[pve-devel] rgmanager + firewall = bad news

Tue Jul 14 23:01:27 CEST 2015

I think finally tracked down some bad behavior that's been around for a
while; e.g. this thread [1] (and I have pages of purple google results).

Problem: After a node(pve01) reboot, rgmanager doesn't appear to be
running correctly. In the PVE interface it doesn't report that node
running rgmanager, but on the box itself, `service rgmanager status`
lists several pids that are indeed rgmanager processes. `clustat` on
pve01 says rgmanager isn't running anywhere. `clustat` on other nodes
says rgmanager is running everywhere but pve01. This echoes the PVE
interface. I also tend to see the kernel reporting hung task here:

kernel: [  241.175951] INFO: task rgmanager:4321 blocked for more than
120 seconds.

Trying to restart rgmanager on pve01 never completes and normally then
requires fencing the node.

I think this is all caused by cluster firewall.

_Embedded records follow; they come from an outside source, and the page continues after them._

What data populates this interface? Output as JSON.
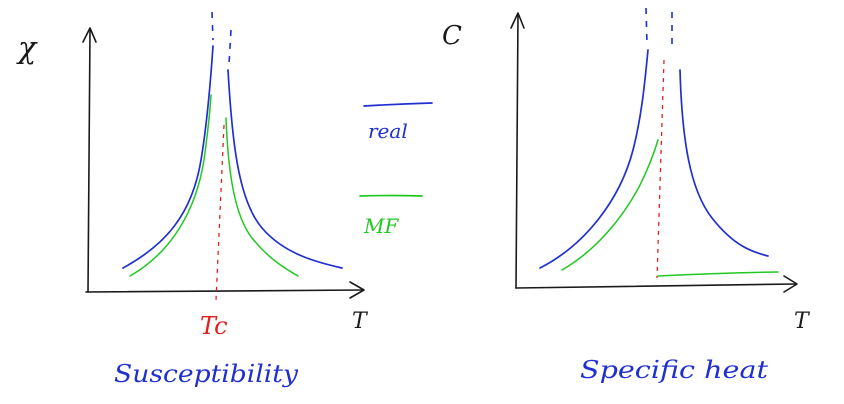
{
  "colors": {
    "axis": "#1a1a1a",
    "real": "#1f2fd0",
    "mean_field": "#22c822",
    "critical": "#e02020",
    "caption": "#1f2fd0"
  },
  "left_plot": {
    "y_axis_label": "χ",
    "x_axis_label": "T",
    "critical_label": "Tc",
    "caption": "Susceptibility"
  },
  "legend": {
    "real_label": "real",
    "mf_label": "MF"
  },
  "right_plot": {
    "y_axis_label": "C",
    "x_axis_label": "T",
    "caption": "Specific heat"
  }
}
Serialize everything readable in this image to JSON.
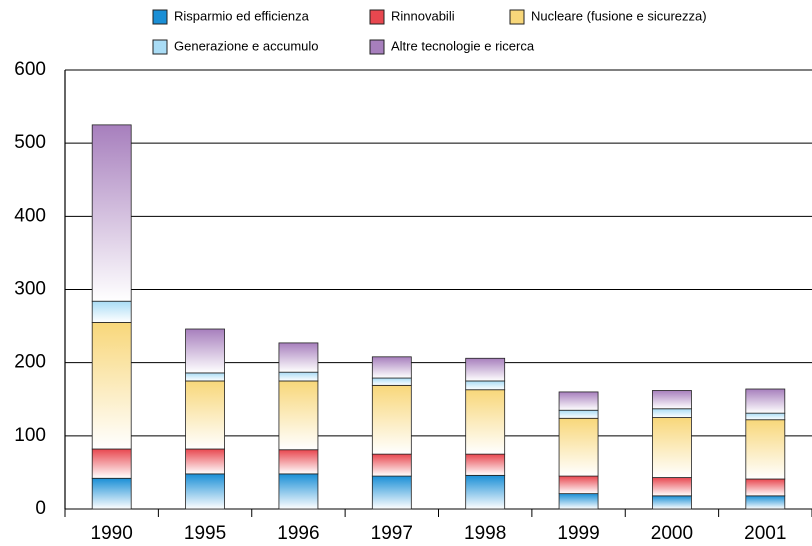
{
  "chart_data": {
    "type": "stacked_bar",
    "categories": [
      "1990",
      "1995",
      "1996",
      "1997",
      "1998",
      "1999",
      "2000",
      "2001"
    ],
    "series": [
      {
        "name": "Risparmio ed efficienza",
        "color": "#1a8fd6",
        "values": [
          42,
          48,
          48,
          45,
          46,
          21,
          18,
          18
        ]
      },
      {
        "name": "Rinnovabili",
        "color": "#e8474f",
        "values": [
          40,
          34,
          33,
          30,
          29,
          24,
          25,
          23
        ]
      },
      {
        "name": "Nucleare (fusione e sicurezza)",
        "color": "#f8d77a",
        "values": [
          173,
          93,
          94,
          94,
          88,
          79,
          82,
          81
        ]
      },
      {
        "name": "Generazione e accumulo",
        "color": "#a9dcf5",
        "values": [
          29,
          11,
          12,
          10,
          12,
          11,
          12,
          9
        ]
      },
      {
        "name": "Altre tecnologie e ricerca",
        "color": "#a77fbd",
        "values": [
          241,
          60,
          40,
          29,
          31,
          25,
          25,
          33
        ]
      }
    ],
    "ylim": [
      0,
      600
    ],
    "yticks": [
      0,
      100,
      200,
      300,
      400,
      500,
      600
    ],
    "grid": true
  }
}
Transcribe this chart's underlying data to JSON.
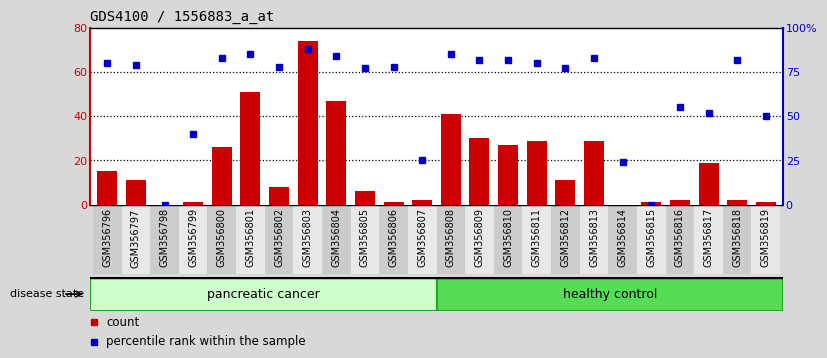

Turning off the firewall
made the problem go away. After further experimentation and googling I
got to RHEL6 documentation  [2] that says dlm needs tcp dport 21064
open. Once I added that as an allowed dport to the security group I have
for the hypervisors and rebooted the node again everything seems happy
again.   I suggest adding this to the firewall default accept list
similar to ports 8006, 5404, 5405 et al.

[1]
http://forum.proxmox.com/threads/9962-rgmanager-running-per-cli-but-not-pve
[2]
https://access.redhat.com/documentation/en-US/Red_Hat_Enterprise_Linux/6/html/Cluster_Administration/s2-iptables_firewall-CA.html

Regards,
Nathan